After looking at the American League breakout candidates yesterday, we move on to the National League where pitching it the heavy theme.
It’s hard to call a top fifteen pick in the draft just a year ago a true breakout candidate, but I am highlighting Arizona’s Archie Bradley anyway. This kid has absolutely blown the doors off since signing last fall and I didn’t hesitate to ranking him number one overall in my Diamondbacks Top 15. He could make the “Taijuan Walker Leap” this year and be considered among not only the best pitching prospects in the Arizona system, but also in the game.
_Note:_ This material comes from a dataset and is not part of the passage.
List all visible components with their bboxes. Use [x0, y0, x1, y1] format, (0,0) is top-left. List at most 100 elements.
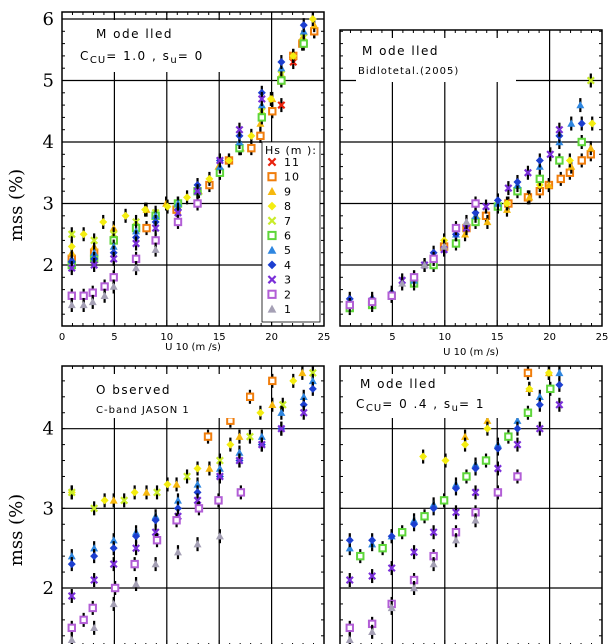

Also in the Arizona system, left-hander Pat Corbin has a chance to close the gap between he and the “big three” at the top of the system’s rankings. Corbin has really nice stuff from the left side and he showed a tick more velocity in spring training, giving him a true chance to turn his size and stuff into results this year.
The developmental path has been slower for Corbin than fellow lefty Tyler Skaggs, who also came over from Los Angeles in the Dan Haren trade. That said, Corbin has made progress each of the last two years and appears to be taking another step this year. While he doesn’t have the number two ceiling of Skaggs or right-hander Trevor Bauer, he could be a really nice number three starter with plus stuff.
I have not been shy with my praise for Atlanta catcher Christian Bethancourt, nor will I suddenly begin to be shy. Bethancourt jumped to Double-A Mississippi this year and while that assignment will be an extreme test for his raw offensive game, that doesn’t mean he can’t still breakout.
With power and insane defensive tools, Bethancourt can put on a show at any moment, in any game. At the Double-A level, when you stand out with more than one tool, people sit up and take notice, and I believe fans nationwide will be hearing a lot more about Bethancourt and his timetable to Atlanta by year’s end.
The Dodgers pushed shortstop Jake Lemmerman way too fast last year, jumping him from rookie ball in 2010 to High-A in 2011 and then subsequently shoving him up to Double-A at the end of the year. He floundered in 22 games with Double-A Chattanooga, but the shine shouldn’t be completely removed from his prospect star.
Lemmerman is good with the glove, makes decent contact and has the juice to pick up some doubles and 8-12 home runs a year. He’s returning to Double-A this year as a 23-year old and while he likely won’t post eye-popping numbers or suddenly start showing up as a top shortstop prospect, he should be on the Dodgers’ big league radar heading into next year.
Philadelphia right-hander Trevor May gets all the attention for his raw stuff and Julio Rodriguez posts the incredible numbers, but Jon Pettibone may end up being the best big-league starter of the bunch.
After a 2.96 ERA as a 20-year old in High-A last year, Pettibone is trying his hand against advanced hitters in the Eastern League this year. He offers solid-average to plus stuff across the board and an exceptional feel for pitching; almost mixing and matching some of the better attributes of May and Rodriguez.
Pettibone’s ceiling maxes out as a number three starter, but he could get to the big leagues at a young age and I believe the 2012 season will be his coming out party as a viable big league starter on a championship club.
While I touted Archie Bradley as being capable of making the “Taijuan Walker Leap” earlier in this piece, St. Louis righty Tyrell Jenkins is another player that could make a huge leap as a prospect. Like Walker, Jenkins is an astounding athlete that you can dream on forever.
The Cardinals have kept the training wheels on for the last two years but those are coming off with his full-season debut with Quad Cities. At the end of last year, Johnson City pitching coach Doug White noted that Jenkins “has everything you want in a starting pitcher, he just needs to do it every night.” With improved consistency, Jenkins could back up my faith in him after I ranked him very aggressively (53rd) in the 2012 Top 150 list.
Rounding out the quick look at the National League breakout candidates, I’m going to tackle one more pitcher with electrifying stuff and in dire need of consistency. San Diego right-hander Adys Portillo has been on the prospect radar since signing as a 16-year old in 2008, largely because of his present stuff and projectable frame.
He took “being on the radar” to another level with a strong fall instructional league performance and then stepped things up again by showing improved control of a mid- to upper-90s fastball this spring. He heads back to Low-A Fort Wayne for a second season there, but if his first two starts (10.2 IP, 2 H, 5 BB, 9 K, 0.84 ERA) are any indication, he could be moving to the California League quickly and could be among the Padres elite prospects at this time next year.
With the brief look at potential breakout candidates in the rear view mirror, tomorrow’s piece will take a bit of a different look at the minor leagues, identifying players that may be in the midst of a “make or break” season for their prospect status.